John Drinkwater was an early 20th century English poet and playwright. After writing the drama Abraham Lincoln he wrote similar plays, Mary Stuart and Oliver Cromwell. Abraham Lincoln is a somewhat fictionalized play by John Drinkwater about the 16th President of the United States. Drinkwater's first great success, it opened in England in 1918 and on Broadway in 1919.
In Drinkwater's play Lincoln is depicted in 7 significant roles: husband; father; war leader; humanitarian; statesman; hero; and murder victim. Lincoln was the 16th President of the United States. His strength of character and brilliant mind helped keep the United States from falling apart. His tragic assassination robbed the US of a great man.

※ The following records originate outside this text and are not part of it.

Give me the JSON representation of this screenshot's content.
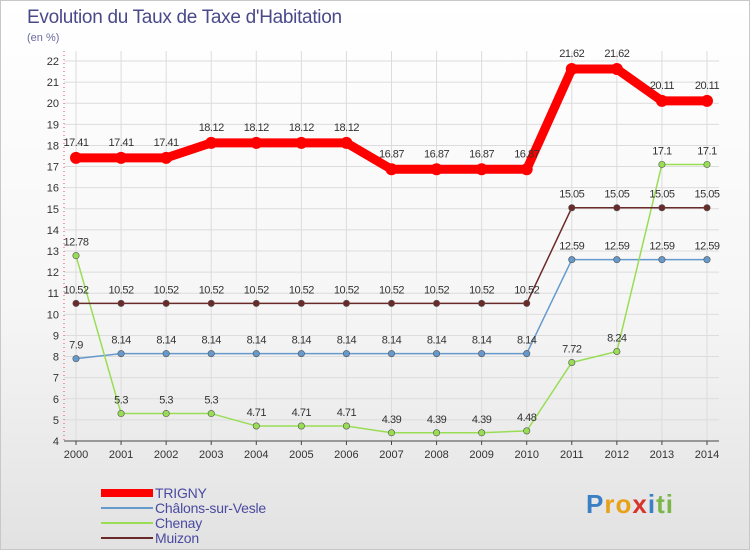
{
  "title": "Evolution du Taux de Taxe d'Habitation",
  "subtitle": "(en %)",
  "chart_data": {
    "type": "line",
    "title": "Evolution du Taux de Taxe d'Habitation",
    "ylabel": "(en %)",
    "x": [
      "2000",
      "2001",
      "2002",
      "2003",
      "2004",
      "2005",
      "2006",
      "2007",
      "2008",
      "2009",
      "2010",
      "2011",
      "2012",
      "2013",
      "2014"
    ],
    "ylim": [
      4,
      22
    ],
    "yticks": [
      4,
      5,
      6,
      7,
      8,
      9,
      10,
      11,
      12,
      13,
      14,
      15,
      16,
      17,
      18,
      19,
      20,
      21,
      22
    ],
    "grid": true,
    "legend_position": "bottom-left",
    "series": [
      {
        "name": "TRIGNY",
        "color": "#ff0000",
        "values": [
          17.41,
          17.41,
          17.41,
          18.12,
          18.12,
          18.12,
          18.12,
          16.87,
          16.87,
          16.87,
          16.87,
          21.62,
          21.62,
          20.11,
          20.11
        ],
        "labels": [
          "17.41",
          "17.41",
          "17.41",
          "18.12",
          "18.12",
          "18.12",
          "18.12",
          "16.87",
          "16.87",
          "16.87",
          "16.87",
          "21.62",
          "21.62",
          "20.11",
          "20.11"
        ]
      },
      {
        "name": "Châlons-sur-Vesle",
        "color": "#6699cc",
        "values": [
          7.9,
          8.14,
          8.14,
          8.14,
          8.14,
          8.14,
          8.14,
          8.14,
          8.14,
          8.14,
          8.14,
          12.59,
          12.59,
          12.59,
          12.59
        ],
        "labels": [
          "7.9",
          "8.14",
          "8.14",
          "8.14",
          "8.14",
          "8.14",
          "8.14",
          "8.14",
          "8.14",
          "8.14",
          "8.14",
          "12.59",
          "12.59",
          "12.59",
          "12.59"
        ]
      },
      {
        "name": "Chenay",
        "color": "#99dd55",
        "values": [
          12.78,
          5.3,
          5.3,
          5.3,
          4.71,
          4.71,
          4.71,
          4.39,
          4.39,
          4.39,
          4.48,
          7.72,
          8.24,
          17.1,
          17.1
        ],
        "labels": [
          "12.78",
          "5.3",
          "5.3",
          "5.3",
          "4.71",
          "4.71",
          "4.71",
          "4.39",
          "4.39",
          "4.39",
          "4.48",
          "7.72",
          "8.24",
          "17.1",
          "17.1"
        ]
      },
      {
        "name": "Muizon",
        "color": "#6b2a2a",
        "values": [
          10.52,
          10.52,
          10.52,
          10.52,
          10.52,
          10.52,
          10.52,
          10.52,
          10.52,
          10.52,
          10.52,
          15.05,
          15.05,
          15.05,
          15.05
        ],
        "labels": [
          "10.52",
          "10.52",
          "10.52",
          "10.52",
          "10.52",
          "10.52",
          "10.52",
          "10.52",
          "10.52",
          "10.52",
          "10.52",
          "15.05",
          "15.05",
          "15.05",
          "15.05"
        ]
      }
    ]
  },
  "logo": {
    "letters": [
      "P",
      "r",
      "o",
      "x",
      "i",
      "t",
      "i"
    ],
    "colors": [
      "#3b7fc4",
      "#e8a21a",
      "#e8a21a",
      "#d9342b",
      "#3b7fc4",
      "#7ab648",
      "#7ab648"
    ]
  }
}
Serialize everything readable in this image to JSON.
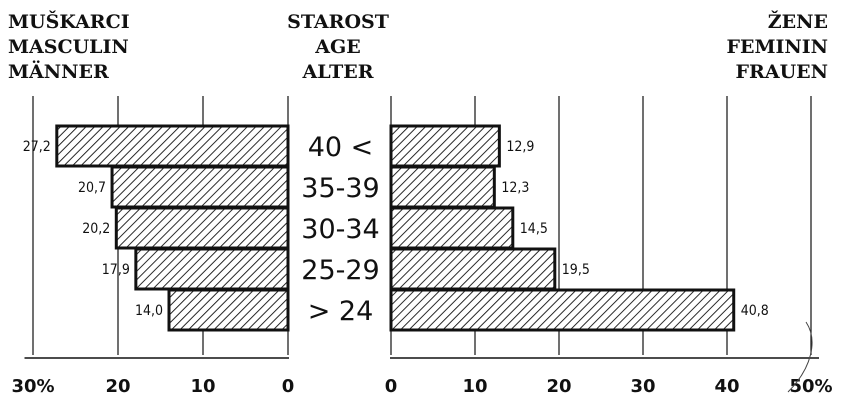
{
  "headers": {
    "left": [
      "MUŠKARCI",
      "MASCULIN",
      "MÄNNER"
    ],
    "center": [
      "STAROST",
      "AGE",
      "ALTER"
    ],
    "right": [
      "ŽENE",
      "FEMININ",
      "FRAUEN"
    ]
  },
  "chart_data": {
    "type": "bar",
    "orientation": "horizontal",
    "layout": "population-pyramid",
    "categories": [
      "40 <",
      "35-39",
      "30-34",
      "25-29",
      "> 24"
    ],
    "series": [
      {
        "name": "MUŠKARCI / MASCULIN / MÄNNER",
        "side": "left",
        "values": [
          27.2,
          20.7,
          20.2,
          17.9,
          14.0
        ],
        "labels": [
          "27,2",
          "20,7",
          "20,2",
          "17,9",
          "14,0"
        ]
      },
      {
        "name": "ŽENE / FEMININ / FRAUEN",
        "side": "right",
        "values": [
          12.9,
          12.3,
          14.5,
          19.5,
          40.8
        ],
        "labels": [
          "12,9",
          "12,3",
          "14,5",
          "19,5",
          "40,8"
        ]
      }
    ],
    "left_axis": {
      "range": [
        0,
        30
      ],
      "ticks": [
        0,
        10,
        20,
        30
      ],
      "tick_labels": [
        "0",
        "10",
        "20",
        "30%"
      ]
    },
    "right_axis": {
      "range": [
        0,
        50
      ],
      "ticks": [
        0,
        10,
        20,
        30,
        40,
        50
      ],
      "tick_labels": [
        "0",
        "10",
        "20",
        "30",
        "40",
        "50%"
      ]
    },
    "grid": true,
    "bar_fill": "diagonal-hatch",
    "colors": {
      "ink": "#111111",
      "paper": "#ffffff"
    }
  }
}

A rare depiction of events in the life of a U.S. President by a British playwright, the play was a great success in its day, and was produced on radio by Orson Welles on August 15, 1938, on his program, The Mercury Theatre on the Air. In 1924, a two-reel sound film version of the play, also starring McGlynn, was filmed by Lee De Forest in his Phonofilm sound-on-film process. On May 26, 1952, the play was presented on television on the anthology series Studio One. The television version was notable for featuring actor James Dean in a small, but very noticeable role. The production has survived on kinescope, available at the Internet Archive.
Drinkwater's play is rarely revived today. The play covers events in Lincoln's Presidency from his election in 1860 to his assassination, but leaves out most of the events in his private life.